На днях ушёл из жизни потрясающий человек - легендарный футболист, ветеран войны (разведчик), дипкурьер Владимир Григорьевич Савдунин.. А ровно год назад москвовед Саша Можаев публиковл
интересное интерьвью с ним. И среди прочего там были вот такие невероятные "боевые моменты" (с):
"..Уже перед уходом я задал Владимиру Григорьевичу совсем бестактный вопрос: "Скажите пожалуйста, как правильно брать "языка"?" На что получил вполне логичный ответ: "По разному". Но далее Савдунин всё-таки разговорился и поведал замечательную историю, не имеющую прямого отношения к футболу:
"Мы его открыли, это Прохоровское поле, когда и поля ещё никакого не было. Лазили там на передовой, взяли "языка", он нам сказал когда будет наступление, где главный удар. И когда утром началась атака, то наша артиллерия сразу обрушила шквал огня на немцев. Они думали - будет неожиданно, а тут такая встреча. И наши в том бою на 12 км отступили, потому что заманивали их и ..ячили, и после этого боя мы нигде не отступали. А "языка" берут по-разному.
Ну вот одного я брал, момент был интересный. Надо было на трёх танках прорваться через линию фронта и уйти в тыл. 15 было разведчиков, и мы сидели, как десантники, на броне. Мы пошли и нас, значит, раз..рили. Два танка подбили, один вернулся, а они из пушки стреляют, автоматы, пулеметы. Я соскочил, а была большая рожь, и я по-пластунски вниз. А вот здесь, значит, бугор, там гора была, нейтральная полоса, и километра через полтора наши передовые окопы, пехота. Я спустился и побежал к своим, и тут начали сзади стрелять в меня. Оказалось, на этом бугре сидели корректировщики огня, немцы, их два человека, за кустами-то не видно. Я и туда, и сюда, пули всё ближе - мне повезло просто случайно, что меня не убили. Я так бежал, что когда упал в окоп к пехоте, они говорят: "Ну ты бля и бежал". Побежишь, ёпт.

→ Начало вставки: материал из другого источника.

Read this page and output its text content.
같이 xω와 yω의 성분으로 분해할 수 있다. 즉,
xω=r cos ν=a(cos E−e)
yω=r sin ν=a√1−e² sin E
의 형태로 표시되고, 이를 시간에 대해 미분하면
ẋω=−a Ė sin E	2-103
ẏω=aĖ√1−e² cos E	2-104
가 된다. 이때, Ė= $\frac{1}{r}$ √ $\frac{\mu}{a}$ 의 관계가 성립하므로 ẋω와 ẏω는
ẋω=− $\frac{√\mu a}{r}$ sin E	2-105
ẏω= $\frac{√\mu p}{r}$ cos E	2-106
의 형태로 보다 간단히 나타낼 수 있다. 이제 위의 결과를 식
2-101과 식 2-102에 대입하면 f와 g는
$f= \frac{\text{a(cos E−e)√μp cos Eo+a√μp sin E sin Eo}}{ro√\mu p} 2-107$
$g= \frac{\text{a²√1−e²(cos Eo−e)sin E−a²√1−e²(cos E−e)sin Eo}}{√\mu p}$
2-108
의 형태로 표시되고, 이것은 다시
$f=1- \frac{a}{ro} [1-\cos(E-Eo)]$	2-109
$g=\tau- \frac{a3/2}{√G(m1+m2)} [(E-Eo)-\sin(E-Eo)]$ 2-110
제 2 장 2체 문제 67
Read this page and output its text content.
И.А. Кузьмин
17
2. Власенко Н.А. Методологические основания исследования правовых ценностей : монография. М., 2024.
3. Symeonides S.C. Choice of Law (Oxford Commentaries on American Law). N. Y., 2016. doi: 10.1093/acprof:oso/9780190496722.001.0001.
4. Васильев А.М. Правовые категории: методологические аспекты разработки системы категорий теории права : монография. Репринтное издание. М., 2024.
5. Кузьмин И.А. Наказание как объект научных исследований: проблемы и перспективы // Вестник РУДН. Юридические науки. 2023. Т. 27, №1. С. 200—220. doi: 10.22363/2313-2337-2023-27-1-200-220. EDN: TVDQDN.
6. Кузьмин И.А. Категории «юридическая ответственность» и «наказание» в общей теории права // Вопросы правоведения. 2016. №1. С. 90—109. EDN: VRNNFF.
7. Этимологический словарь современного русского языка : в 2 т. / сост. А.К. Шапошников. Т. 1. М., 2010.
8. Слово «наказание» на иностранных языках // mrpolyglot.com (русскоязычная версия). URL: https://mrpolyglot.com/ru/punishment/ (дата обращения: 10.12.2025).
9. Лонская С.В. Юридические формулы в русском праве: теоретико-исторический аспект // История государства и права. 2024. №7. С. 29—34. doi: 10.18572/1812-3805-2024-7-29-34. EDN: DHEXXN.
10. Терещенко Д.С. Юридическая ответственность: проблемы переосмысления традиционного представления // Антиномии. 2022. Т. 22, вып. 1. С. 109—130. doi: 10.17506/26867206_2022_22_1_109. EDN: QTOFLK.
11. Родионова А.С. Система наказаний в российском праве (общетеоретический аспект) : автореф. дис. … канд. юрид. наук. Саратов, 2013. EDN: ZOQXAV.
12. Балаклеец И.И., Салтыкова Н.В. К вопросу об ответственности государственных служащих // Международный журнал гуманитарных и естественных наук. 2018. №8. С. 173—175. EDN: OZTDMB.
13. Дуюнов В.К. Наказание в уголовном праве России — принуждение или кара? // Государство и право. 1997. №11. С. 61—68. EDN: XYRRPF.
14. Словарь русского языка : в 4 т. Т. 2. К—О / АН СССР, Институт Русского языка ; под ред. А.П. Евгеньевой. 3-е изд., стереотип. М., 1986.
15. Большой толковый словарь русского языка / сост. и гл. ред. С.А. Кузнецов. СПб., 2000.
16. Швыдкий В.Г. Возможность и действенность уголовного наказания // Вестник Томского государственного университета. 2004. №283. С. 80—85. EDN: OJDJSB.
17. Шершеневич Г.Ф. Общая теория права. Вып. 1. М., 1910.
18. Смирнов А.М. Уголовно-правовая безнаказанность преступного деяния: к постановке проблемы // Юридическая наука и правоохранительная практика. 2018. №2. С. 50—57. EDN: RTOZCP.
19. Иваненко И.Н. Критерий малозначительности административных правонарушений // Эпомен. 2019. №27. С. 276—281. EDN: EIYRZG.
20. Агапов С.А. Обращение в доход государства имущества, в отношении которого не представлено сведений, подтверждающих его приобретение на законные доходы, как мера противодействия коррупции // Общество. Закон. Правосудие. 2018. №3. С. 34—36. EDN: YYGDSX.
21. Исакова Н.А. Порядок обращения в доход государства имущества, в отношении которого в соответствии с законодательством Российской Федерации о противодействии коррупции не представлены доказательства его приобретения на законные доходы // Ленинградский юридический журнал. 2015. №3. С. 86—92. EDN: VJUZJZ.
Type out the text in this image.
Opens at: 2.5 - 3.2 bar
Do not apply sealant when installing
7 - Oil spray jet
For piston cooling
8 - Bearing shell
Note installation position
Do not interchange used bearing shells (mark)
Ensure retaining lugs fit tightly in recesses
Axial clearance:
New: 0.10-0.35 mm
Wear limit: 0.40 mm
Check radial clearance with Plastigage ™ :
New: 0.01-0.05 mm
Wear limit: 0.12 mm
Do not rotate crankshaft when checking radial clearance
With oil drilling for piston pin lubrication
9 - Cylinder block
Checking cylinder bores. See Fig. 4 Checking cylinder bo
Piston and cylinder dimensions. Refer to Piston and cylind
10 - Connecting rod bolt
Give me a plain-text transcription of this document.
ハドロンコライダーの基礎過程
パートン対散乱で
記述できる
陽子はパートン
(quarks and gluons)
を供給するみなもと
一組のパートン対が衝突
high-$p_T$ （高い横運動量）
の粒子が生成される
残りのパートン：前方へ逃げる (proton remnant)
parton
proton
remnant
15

Ну а мы же не прорвались, приходим в часть. Сидит начальство штаба: "Где ты, твою мать, шляешься!" Мне было так обидно, и тут разрывается мина. И начальника штаба ..як, вот мы стояли, как сейчас сидим за столом, все живы, а он падает. Но дали мне задание взять языка, а я-то уже знал где они, которые стреляли. Я вернулся к пехотинцам. А до этого бугра, где они сидели, голая поляна, и за ним тоже. Я им говорю, пехоте: "Вот видите кусты, можете по ним открыть огонь?" Я пойду туда, буду значит, эт самое, брать. "Что ты, ..., ..., ... мать!" Днём это всё. А мне было обидно, что меня в штабе от.. ни за... У меня было такое состояние злое, убьют и ладно, всё это безразлично. И они открыли огонь по этим кустам. И я, значит, прошел туда, километр примерно. Они сидели так, а тут обрыв, и я зашёл за эту сторону, а своим сказал, что как зайду за бугор, вы огонь прекратите.
Я, значит, посмотрел, они в окоп сели, ... мать, чтоб их не убило ни.., я, значит справа поднялся и из автомата зах..., одного убил, другой упал на землю. А тут же километр и немцы. Я его прикладом по голове от... и спустился вниз, под бугор. И за мной приходит танк. Мы на танк сели ёпт, за башню спрятались - сзади же стреляют. И привез его это самое в часть. А теперь, говорят, в штаб фронта отведи его. Машин нет, бой же идет. И мы пошли с ним вдвоем, километра три-четыре от передовой. Идем, а солнце яркое и поляна, и нас немецкий истребитель, ё, засёк. А ему чем заняться - давай, зараза, стрелять. Он на нас идёт, а мы под него, и этот лежит со мной рядом. Ну хорошо, что них.. не застрелил. Приехали, я его сдал, ну, говорят, большое спасибо тебе. Я там всё рассказал. - Не может быть! - ну как же, всё было на глазах у нашей пехоты.
Короче говоря, наши 15 человек, которые поехали на прорыв, из них осталось пять. И мы поехали в Курск на машине хоронить ребят. Завезли их в церковь, отпели (я хоть член партии с 42-го, но русская душа-то она и есть русская, все же крещёные), и значит, похоронили. Едем обратно в грузовике, и едет навстречу машина, везёт немецких пленных. И этот х.. среди них, и машет мне рукой, ёпты!!! Такие вот были моменты."